Outre les représentations symboliques de l’univers de l’eau que ces découvertes réveillaient subitement, le contexte politique de l’époque permet aussi d’expliquer cet engouement. On est au milieu du 19e siècle, la Suisse a connu des graves crises internes et se doit d’apaiser les forces centrifuges en les fédérant sous une nouvelle identité nationale. Le mythe inédit des villages lacustres arrive au meilleur moment. Les légendes de Guillaume Tell s’essoufflent et les résistances montagnardes ne sont pas bien vues des pionniers de la modernité industrielle. Les villages lacustres par contre ont tout pour séduire : ils renvoient les Suisses à leur Eden originel d’avant toute division, ils vantent une forme de coexistence où tout le monde vivait visiblement sur un même pied d’égalité et qui plus est dans un espace protégé, loin des rives ennemies. La Suisse, un îlot au milieu de l’Europe, le cliché prend forme…

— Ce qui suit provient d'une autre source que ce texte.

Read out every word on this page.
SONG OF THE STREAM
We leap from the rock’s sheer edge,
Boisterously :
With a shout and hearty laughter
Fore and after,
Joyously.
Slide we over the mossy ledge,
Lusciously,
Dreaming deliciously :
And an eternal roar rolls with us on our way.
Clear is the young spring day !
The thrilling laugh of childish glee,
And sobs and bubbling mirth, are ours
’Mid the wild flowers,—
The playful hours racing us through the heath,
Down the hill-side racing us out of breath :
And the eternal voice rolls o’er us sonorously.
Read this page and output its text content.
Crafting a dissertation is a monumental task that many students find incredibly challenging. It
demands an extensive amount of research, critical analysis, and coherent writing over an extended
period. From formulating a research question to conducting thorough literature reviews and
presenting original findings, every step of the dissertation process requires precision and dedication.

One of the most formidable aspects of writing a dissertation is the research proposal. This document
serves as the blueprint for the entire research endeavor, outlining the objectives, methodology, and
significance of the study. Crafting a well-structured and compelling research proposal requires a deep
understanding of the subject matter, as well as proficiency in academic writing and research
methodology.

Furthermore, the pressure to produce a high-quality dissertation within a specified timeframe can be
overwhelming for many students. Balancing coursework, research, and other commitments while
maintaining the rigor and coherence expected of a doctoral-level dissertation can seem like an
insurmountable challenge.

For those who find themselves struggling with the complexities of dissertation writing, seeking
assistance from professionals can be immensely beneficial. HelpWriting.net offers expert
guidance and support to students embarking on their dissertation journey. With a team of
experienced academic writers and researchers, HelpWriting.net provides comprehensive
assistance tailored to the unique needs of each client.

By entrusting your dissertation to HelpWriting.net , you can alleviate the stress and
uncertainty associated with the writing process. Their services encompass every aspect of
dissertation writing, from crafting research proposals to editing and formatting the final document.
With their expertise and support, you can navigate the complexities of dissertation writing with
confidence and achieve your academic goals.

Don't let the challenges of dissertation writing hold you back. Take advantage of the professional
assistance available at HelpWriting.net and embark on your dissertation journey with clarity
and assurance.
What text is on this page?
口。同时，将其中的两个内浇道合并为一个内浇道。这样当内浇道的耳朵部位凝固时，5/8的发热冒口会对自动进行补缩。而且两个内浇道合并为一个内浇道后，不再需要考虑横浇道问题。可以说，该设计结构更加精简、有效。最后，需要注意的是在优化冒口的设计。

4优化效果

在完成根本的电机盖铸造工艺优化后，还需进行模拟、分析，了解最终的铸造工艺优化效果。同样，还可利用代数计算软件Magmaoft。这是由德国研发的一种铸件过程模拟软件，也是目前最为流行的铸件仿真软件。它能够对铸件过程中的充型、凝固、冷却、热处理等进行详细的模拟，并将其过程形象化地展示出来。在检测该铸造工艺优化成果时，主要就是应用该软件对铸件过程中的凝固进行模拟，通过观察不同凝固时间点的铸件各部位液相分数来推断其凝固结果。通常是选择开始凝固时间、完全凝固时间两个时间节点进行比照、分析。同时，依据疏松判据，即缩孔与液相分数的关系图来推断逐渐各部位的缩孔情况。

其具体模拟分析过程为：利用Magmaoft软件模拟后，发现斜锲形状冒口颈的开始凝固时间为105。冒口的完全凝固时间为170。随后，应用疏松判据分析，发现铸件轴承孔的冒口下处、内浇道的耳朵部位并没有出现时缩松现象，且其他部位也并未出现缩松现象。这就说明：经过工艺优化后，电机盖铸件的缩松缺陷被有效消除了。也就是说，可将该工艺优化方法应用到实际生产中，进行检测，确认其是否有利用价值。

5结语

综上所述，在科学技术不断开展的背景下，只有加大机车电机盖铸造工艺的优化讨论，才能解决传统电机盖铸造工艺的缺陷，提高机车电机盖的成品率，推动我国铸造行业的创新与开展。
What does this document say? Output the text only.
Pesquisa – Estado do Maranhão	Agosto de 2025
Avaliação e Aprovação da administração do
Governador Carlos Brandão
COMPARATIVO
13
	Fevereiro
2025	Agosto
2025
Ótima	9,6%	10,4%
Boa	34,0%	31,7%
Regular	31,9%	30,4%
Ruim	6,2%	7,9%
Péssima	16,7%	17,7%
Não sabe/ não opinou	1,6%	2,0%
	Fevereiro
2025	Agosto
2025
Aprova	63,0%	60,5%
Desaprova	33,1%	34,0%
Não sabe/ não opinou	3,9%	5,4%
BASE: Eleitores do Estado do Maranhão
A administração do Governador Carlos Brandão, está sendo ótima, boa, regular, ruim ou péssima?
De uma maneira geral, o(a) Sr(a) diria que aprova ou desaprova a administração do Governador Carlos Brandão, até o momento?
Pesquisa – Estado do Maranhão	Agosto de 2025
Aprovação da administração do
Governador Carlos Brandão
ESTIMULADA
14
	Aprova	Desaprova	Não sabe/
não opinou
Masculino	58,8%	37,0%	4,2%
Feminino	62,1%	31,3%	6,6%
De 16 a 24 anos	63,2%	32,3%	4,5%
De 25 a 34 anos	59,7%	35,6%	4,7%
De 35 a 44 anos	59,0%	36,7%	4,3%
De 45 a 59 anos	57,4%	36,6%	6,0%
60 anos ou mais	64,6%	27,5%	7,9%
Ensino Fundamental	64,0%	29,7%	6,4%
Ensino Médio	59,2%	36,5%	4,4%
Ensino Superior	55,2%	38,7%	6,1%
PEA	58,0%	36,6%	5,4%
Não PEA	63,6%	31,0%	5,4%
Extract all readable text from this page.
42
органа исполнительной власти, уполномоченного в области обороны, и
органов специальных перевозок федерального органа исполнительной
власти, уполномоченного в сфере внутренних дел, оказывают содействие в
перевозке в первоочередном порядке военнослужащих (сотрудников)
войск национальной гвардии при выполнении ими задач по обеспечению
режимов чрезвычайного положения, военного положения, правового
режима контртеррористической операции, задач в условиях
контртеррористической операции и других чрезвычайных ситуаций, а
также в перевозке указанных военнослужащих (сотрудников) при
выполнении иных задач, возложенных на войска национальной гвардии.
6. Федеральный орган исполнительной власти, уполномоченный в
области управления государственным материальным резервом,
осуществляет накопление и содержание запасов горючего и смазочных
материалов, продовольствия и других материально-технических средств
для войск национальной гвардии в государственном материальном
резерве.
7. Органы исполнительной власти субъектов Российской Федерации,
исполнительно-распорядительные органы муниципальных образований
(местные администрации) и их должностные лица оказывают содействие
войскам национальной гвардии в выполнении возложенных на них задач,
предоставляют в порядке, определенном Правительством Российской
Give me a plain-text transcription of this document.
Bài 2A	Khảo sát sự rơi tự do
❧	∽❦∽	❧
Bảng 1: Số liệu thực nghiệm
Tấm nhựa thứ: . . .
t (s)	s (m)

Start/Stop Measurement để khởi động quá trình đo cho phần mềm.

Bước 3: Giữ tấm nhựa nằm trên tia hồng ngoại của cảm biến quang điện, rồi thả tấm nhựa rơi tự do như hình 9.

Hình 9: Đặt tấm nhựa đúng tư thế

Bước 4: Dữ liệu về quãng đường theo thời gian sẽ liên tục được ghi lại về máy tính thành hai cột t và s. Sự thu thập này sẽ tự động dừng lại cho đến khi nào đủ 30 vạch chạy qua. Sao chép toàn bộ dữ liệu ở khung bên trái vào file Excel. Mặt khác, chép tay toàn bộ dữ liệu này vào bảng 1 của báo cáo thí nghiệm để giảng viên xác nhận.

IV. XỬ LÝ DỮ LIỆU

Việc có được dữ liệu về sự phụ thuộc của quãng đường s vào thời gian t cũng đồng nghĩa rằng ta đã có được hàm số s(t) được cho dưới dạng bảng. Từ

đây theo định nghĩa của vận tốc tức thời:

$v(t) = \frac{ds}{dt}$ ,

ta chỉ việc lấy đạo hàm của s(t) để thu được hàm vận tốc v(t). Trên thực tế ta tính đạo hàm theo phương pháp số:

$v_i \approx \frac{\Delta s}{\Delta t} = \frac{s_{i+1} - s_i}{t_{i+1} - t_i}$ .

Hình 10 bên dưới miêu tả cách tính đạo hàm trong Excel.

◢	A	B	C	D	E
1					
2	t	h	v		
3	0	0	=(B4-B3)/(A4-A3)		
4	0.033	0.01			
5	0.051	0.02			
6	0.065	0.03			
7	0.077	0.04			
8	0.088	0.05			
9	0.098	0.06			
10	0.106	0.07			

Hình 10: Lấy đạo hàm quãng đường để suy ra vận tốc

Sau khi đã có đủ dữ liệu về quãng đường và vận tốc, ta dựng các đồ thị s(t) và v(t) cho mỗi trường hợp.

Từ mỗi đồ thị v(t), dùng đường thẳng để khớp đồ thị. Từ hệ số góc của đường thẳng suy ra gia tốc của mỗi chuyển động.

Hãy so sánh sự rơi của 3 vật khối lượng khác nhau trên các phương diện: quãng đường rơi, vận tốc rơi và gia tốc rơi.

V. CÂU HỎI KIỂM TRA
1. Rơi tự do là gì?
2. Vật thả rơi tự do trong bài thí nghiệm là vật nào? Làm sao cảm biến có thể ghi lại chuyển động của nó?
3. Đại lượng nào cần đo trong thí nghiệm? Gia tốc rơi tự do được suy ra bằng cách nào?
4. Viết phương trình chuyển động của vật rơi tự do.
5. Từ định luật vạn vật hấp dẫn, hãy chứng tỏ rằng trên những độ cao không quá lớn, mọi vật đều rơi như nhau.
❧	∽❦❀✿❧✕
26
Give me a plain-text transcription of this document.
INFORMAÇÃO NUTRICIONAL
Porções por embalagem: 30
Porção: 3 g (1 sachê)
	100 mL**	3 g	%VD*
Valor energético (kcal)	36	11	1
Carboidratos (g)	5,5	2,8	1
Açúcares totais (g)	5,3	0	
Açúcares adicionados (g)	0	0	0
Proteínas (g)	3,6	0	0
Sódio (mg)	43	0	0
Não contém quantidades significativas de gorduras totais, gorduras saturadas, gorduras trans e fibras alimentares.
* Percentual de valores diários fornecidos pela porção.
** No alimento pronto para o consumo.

C’est alors un mythe historique à part entière, écrit Marc-Antoine Kaeser, un mythe conforme à la définition qu’en donnent les anthropologues, à savoir qu’il ne sert pas « à expliquer le passé, mais à donner un sens au présent » et que ce qui importe n’est pas tant la conformité scientifique que la pertinence sociale et culturelle. Appliqué à la Suisse, précise-t-il, le mythe des cités lacustres signifiait que « si les Suisses modernes voulaient continuer à alimenter le progrès pour atteindre un idéal futur, il leur fallait continuer à travailler dur, se contenter de peu, dédaigner les plaisirs faciles, demeurer unis et ne pas céder aux chants des sirènes autocratiques ou socialistes ».
« Les mythes ne meurent jamais pour de bon »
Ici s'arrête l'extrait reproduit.